As a result of changes to the state pension age, more than a million women are now expected to be £32 per week worse off.
The government moved the pension age from 60-63 between 2010 and 2016, a controversial move which only now is showing its full effects.
This news is undoubtedly a sign that the poorest and most vulnerable in society are being hit the hardest by recent economic policies, and could foreshadow more pension changes further down the line. Here are some considerations on its effects.
Rich and Poor
The effects the change is having were calculated based on state pension data from the IFS, with both rich and poor households included in the calculations. This means that the drop in income is far more severe for poorer households, especially those which heavily rely on the state pension for support.
It is also worth noting that the majority of richer households also have a substantial private pension/ample savings to support them in later life, making the gap between rich and poor even wider on a national scale.
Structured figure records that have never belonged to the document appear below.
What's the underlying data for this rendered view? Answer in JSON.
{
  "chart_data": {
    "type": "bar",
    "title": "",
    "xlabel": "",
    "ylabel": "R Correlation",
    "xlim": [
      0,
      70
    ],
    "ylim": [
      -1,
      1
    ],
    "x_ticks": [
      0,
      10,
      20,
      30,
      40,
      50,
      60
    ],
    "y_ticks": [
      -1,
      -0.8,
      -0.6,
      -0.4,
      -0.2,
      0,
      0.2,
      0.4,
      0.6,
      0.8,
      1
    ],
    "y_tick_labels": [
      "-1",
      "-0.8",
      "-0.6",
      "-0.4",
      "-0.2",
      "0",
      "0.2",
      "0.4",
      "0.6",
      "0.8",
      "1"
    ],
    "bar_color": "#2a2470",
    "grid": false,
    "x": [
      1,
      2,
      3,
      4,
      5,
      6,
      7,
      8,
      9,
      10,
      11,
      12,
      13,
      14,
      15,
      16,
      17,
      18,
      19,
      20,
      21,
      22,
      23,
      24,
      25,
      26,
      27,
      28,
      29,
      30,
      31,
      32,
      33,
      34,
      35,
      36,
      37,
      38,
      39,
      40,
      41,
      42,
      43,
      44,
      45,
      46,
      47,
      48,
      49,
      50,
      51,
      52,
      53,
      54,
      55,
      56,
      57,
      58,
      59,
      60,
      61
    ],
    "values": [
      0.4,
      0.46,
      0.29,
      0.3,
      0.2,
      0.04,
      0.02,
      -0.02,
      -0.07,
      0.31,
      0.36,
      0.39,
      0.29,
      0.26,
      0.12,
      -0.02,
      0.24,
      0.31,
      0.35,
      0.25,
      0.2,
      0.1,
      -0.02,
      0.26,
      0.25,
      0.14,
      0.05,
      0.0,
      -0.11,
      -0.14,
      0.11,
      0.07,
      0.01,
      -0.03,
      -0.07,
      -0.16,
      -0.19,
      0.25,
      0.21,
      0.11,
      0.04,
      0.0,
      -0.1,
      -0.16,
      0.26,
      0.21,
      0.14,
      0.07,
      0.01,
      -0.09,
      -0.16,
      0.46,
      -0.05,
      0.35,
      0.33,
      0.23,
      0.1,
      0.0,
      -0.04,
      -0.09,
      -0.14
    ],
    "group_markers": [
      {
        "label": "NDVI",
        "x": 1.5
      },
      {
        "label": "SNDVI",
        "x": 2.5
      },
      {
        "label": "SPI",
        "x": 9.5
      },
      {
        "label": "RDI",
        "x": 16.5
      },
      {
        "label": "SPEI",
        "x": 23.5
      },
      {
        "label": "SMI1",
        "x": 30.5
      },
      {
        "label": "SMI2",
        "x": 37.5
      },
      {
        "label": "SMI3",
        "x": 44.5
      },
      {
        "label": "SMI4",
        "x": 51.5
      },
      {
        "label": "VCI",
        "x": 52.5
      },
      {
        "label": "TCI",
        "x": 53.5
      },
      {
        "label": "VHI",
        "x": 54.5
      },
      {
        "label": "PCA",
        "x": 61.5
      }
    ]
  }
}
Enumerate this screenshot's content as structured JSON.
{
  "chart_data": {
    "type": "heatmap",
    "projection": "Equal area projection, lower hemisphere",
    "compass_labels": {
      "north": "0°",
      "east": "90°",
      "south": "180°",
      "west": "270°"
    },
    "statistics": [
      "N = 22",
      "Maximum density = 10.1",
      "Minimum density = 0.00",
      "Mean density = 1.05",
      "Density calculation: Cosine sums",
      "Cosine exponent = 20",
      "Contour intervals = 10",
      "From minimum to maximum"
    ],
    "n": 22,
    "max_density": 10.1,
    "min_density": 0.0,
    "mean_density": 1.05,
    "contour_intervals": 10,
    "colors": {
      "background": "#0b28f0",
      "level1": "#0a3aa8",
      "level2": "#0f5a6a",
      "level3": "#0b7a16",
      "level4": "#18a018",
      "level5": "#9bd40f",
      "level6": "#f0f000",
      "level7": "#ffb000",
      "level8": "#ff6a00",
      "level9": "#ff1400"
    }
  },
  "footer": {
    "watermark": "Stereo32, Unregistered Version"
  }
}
With a significantly lower income, many pension age women will now have significantly less to spend on their daily essentials, and as a result could have a much lower quality of life. With this in mind, there is also likely to be a great deal of anger surrounding the inequality which this points towards, with men potentially being better off in their retirement compared to women.
This is largely because older women are more likely to have gaps in their national insurance contributions as a result of caring for children and elderly (responsibilities traditionally placed on women before steps towards equality were made).
One of the main effects of this change will be the amount of people living below the poverty line in the UK, especially given that many cannot afford to save as much as a result of stagnating wages and a poorly performing economy.
More women are now having to work longer in order to support their lesser pensions, and the number of women working past 70 has doubled in the last four years, showing the lengths they must go to in order to support themselves in later life.
It is likely that the effects of changes to the state pension age will be felt for many years to come, and also that the age could rise even higher as a result of longer life expectancy and a cash strapped economy.
Partly as a result of pension uncertainties, more people are now looking to take control of their own financial destiny through taking out alternative pension plans like SIPPs, which are offered by firms like Bestinvest. With a SIPP, much more choice is given to the owner, who can invest their money in assets/markets of their choosing.
Ultimately, there will be a great deal of dissatisfaction amongst both the older and younger UK generations, especially since many people now face the prospect of working longer and still earning less when they retire. Women who are worse off and rely more on the state pension will be the worst affected, and equality in both gender and wealth now seems one step further away.